5. The Commissioner of Human Services shall adopt rules and regulations pursuant to the "Administrative Procedure Act" P.L.1968, c.410 (C.52:14B-1 et seq.) to effectuate the purposes of this act.
6. This act shall take effect immediately.
STATEMENT
This bill requires the extension of certain policies established by the Division of Medical Assistance and Health Services in the Department of Human Services in response to the COVID-19 pandemic regarding the reimbursement and coverage of partial care behavioral health services provided to Medicaid beneficiaries. Under the bill, "partial care services" means comprehensive, individualized, structured, non-residential behavioral health care and support services for an adult with severe mental illness or substance use disorder in order to facilitate community integration and prevent hospitalization and relapse. Partial care services may include, but are not limited to: psychiatric care, individual and group counseling, case management, and prevocational services.
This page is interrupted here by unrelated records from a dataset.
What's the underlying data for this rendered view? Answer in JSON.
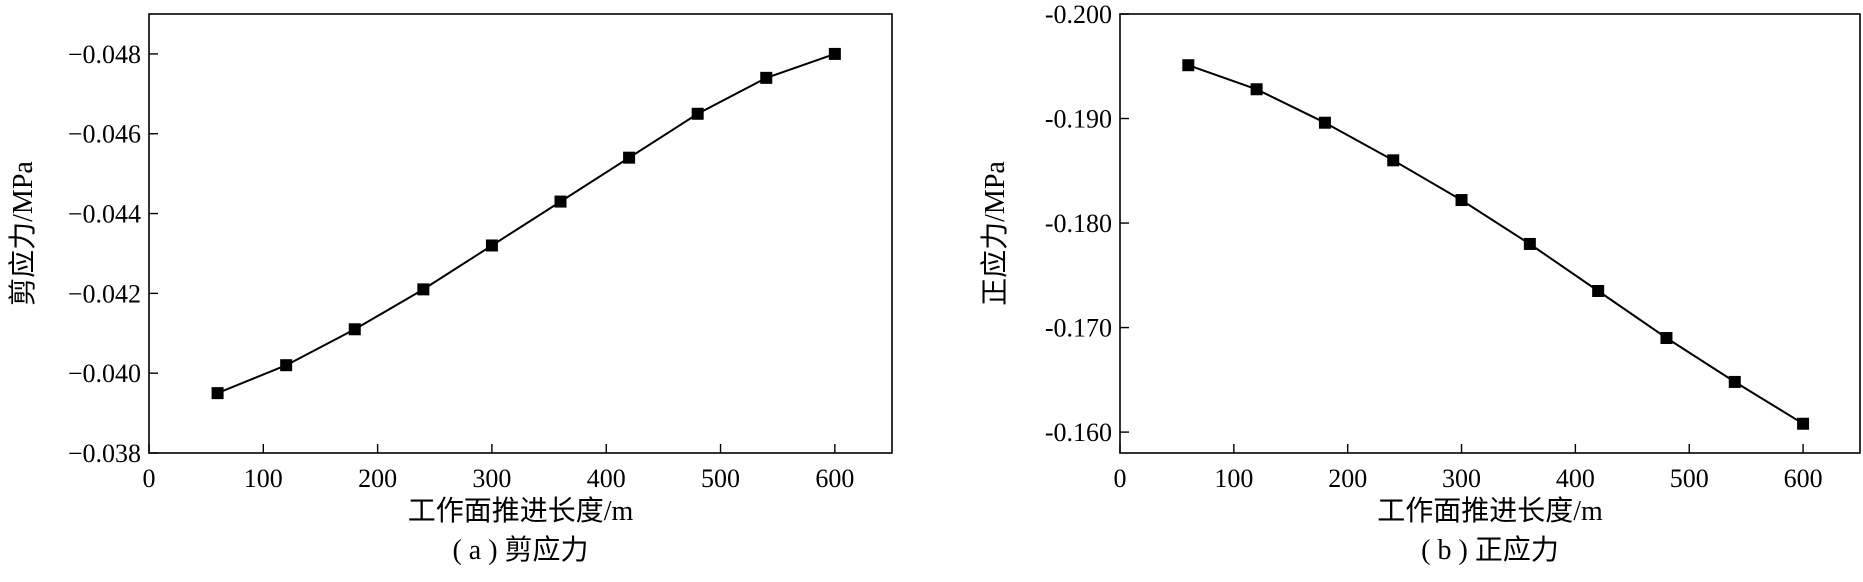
{
  "chart_data": [
    {
      "type": "line",
      "caption": "( a ) 剪应力",
      "xlabel": "工作面推进长度/m",
      "ylabel": "剪应力/MPa",
      "xlim": [
        0,
        650
      ],
      "ylim": [
        -0.038,
        -0.049
      ],
      "x_ticks": [
        0,
        100,
        200,
        300,
        400,
        500,
        600
      ],
      "y_ticks": [
        -0.038,
        -0.04,
        -0.042,
        -0.044,
        -0.046,
        -0.048
      ],
      "y_tick_labels": [
        "−0.038",
        "−0.040",
        "−0.042",
        "−0.044",
        "−0.046",
        "−0.048"
      ],
      "grid": false,
      "marker": "square",
      "series": [
        {
          "x": [
            60,
            120,
            180,
            240,
            300,
            360,
            420,
            480,
            540,
            600
          ],
          "y": [
            -0.0395,
            -0.0402,
            -0.0411,
            -0.0421,
            -0.0432,
            -0.0443,
            -0.0454,
            -0.0465,
            -0.0474,
            -0.048
          ]
        }
      ]
    },
    {
      "type": "line",
      "caption": "( b ) 正应力",
      "xlabel": "工作面推进长度/m",
      "ylabel": "正应力/MPa",
      "xlim": [
        0,
        650
      ],
      "ylim": [
        -0.158,
        -0.2
      ],
      "x_ticks": [
        0,
        100,
        200,
        300,
        400,
        500,
        600
      ],
      "y_ticks": [
        -0.16,
        -0.17,
        -0.18,
        -0.19,
        -0.2
      ],
      "y_tick_labels": [
        "-0.160",
        "-0.170",
        "-0.180",
        "-0.190",
        "-0.200"
      ],
      "grid": false,
      "marker": "square",
      "series": [
        {
          "x": [
            60,
            120,
            180,
            240,
            300,
            360,
            420,
            480,
            540,
            600
          ],
          "y": [
            -0.1951,
            -0.1928,
            -0.1896,
            -0.186,
            -0.1822,
            -0.178,
            -0.1735,
            -0.169,
            -0.1648,
            -0.1608
          ]
        }
      ]
    }
  ]
}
First, the bill requires the division to reimburse partial care services providers under Medicaid at the per diem rate, established by the division for partial care services provided by telehealth during the COVID-19 emergency period, for 180 days following the expiration of the federal Medicaid waiver authorizing the per diem rate. Telehealth services reimbursed under the bill are required to be provided without the imposition of any prior authorization or other utilization management requirements and in accordance with the policy guidance issued by the division regarding the qualifications for the per diem rate, provided that a partial care services provider: is open for onsite services; and submits a status report to the division following day 90, day 150, and day 180 of the 180-day period. The status report is required to include data on the total number of patients served, the number of patients receiving in-person services, and the nature of the in-person services rendered as a means to demonstrate the provider's best efforts to expand in-person services over the course of the 180-day period.
Furthermore, the bill directs the division to use the status reports to assess the need to continue the per diem rate beyond the 180-day period. The division is required to make a determination to extend the per diem rate no later than 20 days prior to the end of the 180-day period. During an extension of the 180-day period, partial care services providers are required to comply with the provisions set forth in the bill, except that providers are to submit a status report to the division every 60 days.
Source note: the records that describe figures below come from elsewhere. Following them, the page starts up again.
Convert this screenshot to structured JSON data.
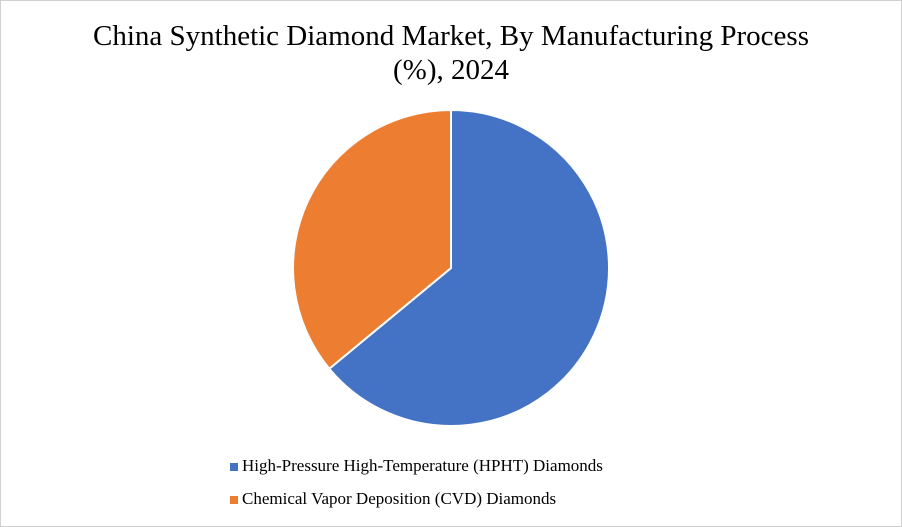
{
  "chart_data": {
    "type": "pie",
    "title": "China Synthetic Diamond Market, By Manufacturing Process (%), 2024",
    "categories": [
      "High-Pressure High-Temperature (HPHT) Diamonds",
      "Chemical Vapor Deposition (CVD) Diamonds"
    ],
    "values": [
      64,
      36
    ],
    "colors": [
      "#4472c4",
      "#ed7d31"
    ]
  }
}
The per diem rate was established at the onset of the pandemic to allow partial care providers to continue to support patients via telehealth, while the basis of most programs - in-person, group services intended to promote socialization - was contraindicated because of the virus. Currently, the per diem rate will remain in effect until the end of the federal waiver authorizing the rate, and is equal to $89.60 per diem for partial care behavioral health services provided via telemedicine, and $78.31 per diem for partial care substance use disorder services provided via telemedicine. By extending the per diem rate 180 days beyond the expiration of the federal waiver, this bill affords providers the necessary time to stabilize their operations and cash flow as they gradually transition their staff and patients from primarily telehealth services back to in-person services.
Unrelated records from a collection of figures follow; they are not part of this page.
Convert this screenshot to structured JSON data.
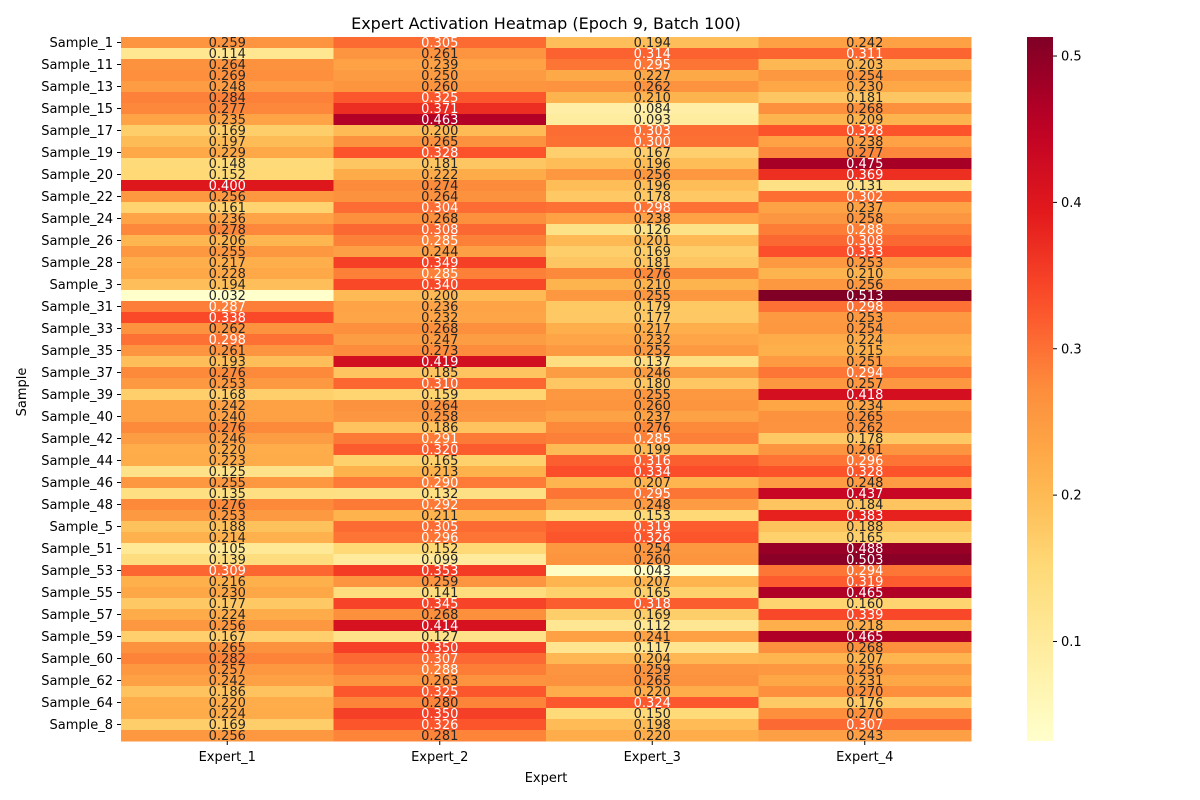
{
  "chart_data": {
    "type": "heatmap",
    "title": "Expert Activation Heatmap (Epoch 9, Batch 100)",
    "xlabel": "Expert",
    "ylabel": "Sample",
    "columns": [
      "Expert_1",
      "Expert_2",
      "Expert_3",
      "Expert_4"
    ],
    "row_tick_labels": [
      "Sample_1",
      "Sample_11",
      "Sample_13",
      "Sample_15",
      "Sample_17",
      "Sample_19",
      "Sample_20",
      "Sample_22",
      "Sample_24",
      "Sample_26",
      "Sample_28",
      "Sample_3",
      "Sample_31",
      "Sample_33",
      "Sample_35",
      "Sample_37",
      "Sample_39",
      "Sample_40",
      "Sample_42",
      "Sample_44",
      "Sample_46",
      "Sample_48",
      "Sample_5",
      "Sample_51",
      "Sample_53",
      "Sample_55",
      "Sample_57",
      "Sample_59",
      "Sample_60",
      "Sample_62",
      "Sample_64",
      "Sample_8"
    ],
    "values": [
      [
        0.259,
        0.305,
        0.194,
        0.242
      ],
      [
        0.114,
        0.261,
        0.314,
        0.311
      ],
      [
        0.264,
        0.239,
        0.295,
        0.203
      ],
      [
        0.269,
        0.25,
        0.227,
        0.254
      ],
      [
        0.248,
        0.26,
        0.262,
        0.23
      ],
      [
        0.284,
        0.325,
        0.21,
        0.181
      ],
      [
        0.277,
        0.371,
        0.084,
        0.268
      ],
      [
        0.235,
        0.463,
        0.093,
        0.209
      ],
      [
        0.169,
        0.2,
        0.303,
        0.328
      ],
      [
        0.197,
        0.265,
        0.3,
        0.238
      ],
      [
        0.229,
        0.328,
        0.167,
        0.277
      ],
      [
        0.148,
        0.181,
        0.196,
        0.475
      ],
      [
        0.152,
        0.222,
        0.256,
        0.369
      ],
      [
        0.4,
        0.274,
        0.196,
        0.131
      ],
      [
        0.256,
        0.264,
        0.178,
        0.302
      ],
      [
        0.161,
        0.304,
        0.298,
        0.237
      ],
      [
        0.236,
        0.268,
        0.238,
        0.258
      ],
      [
        0.278,
        0.308,
        0.126,
        0.288
      ],
      [
        0.206,
        0.285,
        0.201,
        0.308
      ],
      [
        0.255,
        0.244,
        0.169,
        0.333
      ],
      [
        0.217,
        0.349,
        0.181,
        0.253
      ],
      [
        0.228,
        0.285,
        0.276,
        0.21
      ],
      [
        0.194,
        0.34,
        0.21,
        0.256
      ],
      [
        0.032,
        0.2,
        0.255,
        0.513
      ],
      [
        0.287,
        0.236,
        0.179,
        0.298
      ],
      [
        0.338,
        0.232,
        0.177,
        0.253
      ],
      [
        0.262,
        0.268,
        0.217,
        0.254
      ],
      [
        0.298,
        0.247,
        0.232,
        0.224
      ],
      [
        0.261,
        0.273,
        0.252,
        0.215
      ],
      [
        0.193,
        0.419,
        0.137,
        0.251
      ],
      [
        0.276,
        0.185,
        0.246,
        0.294
      ],
      [
        0.253,
        0.31,
        0.18,
        0.257
      ],
      [
        0.168,
        0.159,
        0.255,
        0.418
      ],
      [
        0.242,
        0.264,
        0.26,
        0.234
      ],
      [
        0.24,
        0.258,
        0.237,
        0.265
      ],
      [
        0.276,
        0.186,
        0.276,
        0.262
      ],
      [
        0.246,
        0.291,
        0.285,
        0.178
      ],
      [
        0.22,
        0.32,
        0.199,
        0.261
      ],
      [
        0.223,
        0.165,
        0.316,
        0.296
      ],
      [
        0.125,
        0.213,
        0.334,
        0.328
      ],
      [
        0.255,
        0.29,
        0.207,
        0.248
      ],
      [
        0.135,
        0.132,
        0.295,
        0.437
      ],
      [
        0.276,
        0.292,
        0.248,
        0.184
      ],
      [
        0.253,
        0.211,
        0.153,
        0.383
      ],
      [
        0.188,
        0.305,
        0.319,
        0.188
      ],
      [
        0.214,
        0.296,
        0.326,
        0.165
      ],
      [
        0.105,
        0.152,
        0.254,
        0.488
      ],
      [
        0.139,
        0.099,
        0.26,
        0.503
      ],
      [
        0.309,
        0.353,
        0.043,
        0.294
      ],
      [
        0.216,
        0.259,
        0.207,
        0.319
      ],
      [
        0.23,
        0.141,
        0.165,
        0.465
      ],
      [
        0.177,
        0.345,
        0.318,
        0.16
      ],
      [
        0.224,
        0.268,
        0.169,
        0.339
      ],
      [
        0.256,
        0.414,
        0.112,
        0.218
      ],
      [
        0.167,
        0.127,
        0.241,
        0.465
      ],
      [
        0.265,
        0.35,
        0.117,
        0.268
      ],
      [
        0.282,
        0.307,
        0.204,
        0.207
      ],
      [
        0.257,
        0.288,
        0.259,
        0.256
      ],
      [
        0.242,
        0.263,
        0.265,
        0.231
      ],
      [
        0.186,
        0.325,
        0.22,
        0.27
      ],
      [
        0.22,
        0.28,
        0.324,
        0.176
      ],
      [
        0.224,
        0.35,
        0.15,
        0.27
      ],
      [
        0.169,
        0.326,
        0.198,
        0.307
      ],
      [
        0.256,
        0.281,
        0.22,
        0.243
      ]
    ],
    "colormap": "YlOrRd",
    "vmin": 0.032,
    "vmax": 0.513,
    "colorbar_ticks": [
      0.1,
      0.2,
      0.3,
      0.4,
      0.5
    ],
    "colorbar_tick_labels": [
      "0.1",
      "0.2",
      "0.3",
      "0.4",
      "0.5"
    ]
  }
}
Second, the bill permanently extends the division's policy to not require prior authorization requirements for partial care services under Medicaid during the COVID-19 emergency. Under the bill, the division is required to provide coverage of such services to an eligible individual on an hourly basis for up to five hours a day, five days a week, without the imposition of any prior authorization or other utilization management requirements. In doing so, this bill reduces the burden on providers to secure approval for services and allows them to focus, instead, on making the appropriate clinical decisions based on each patient's needs.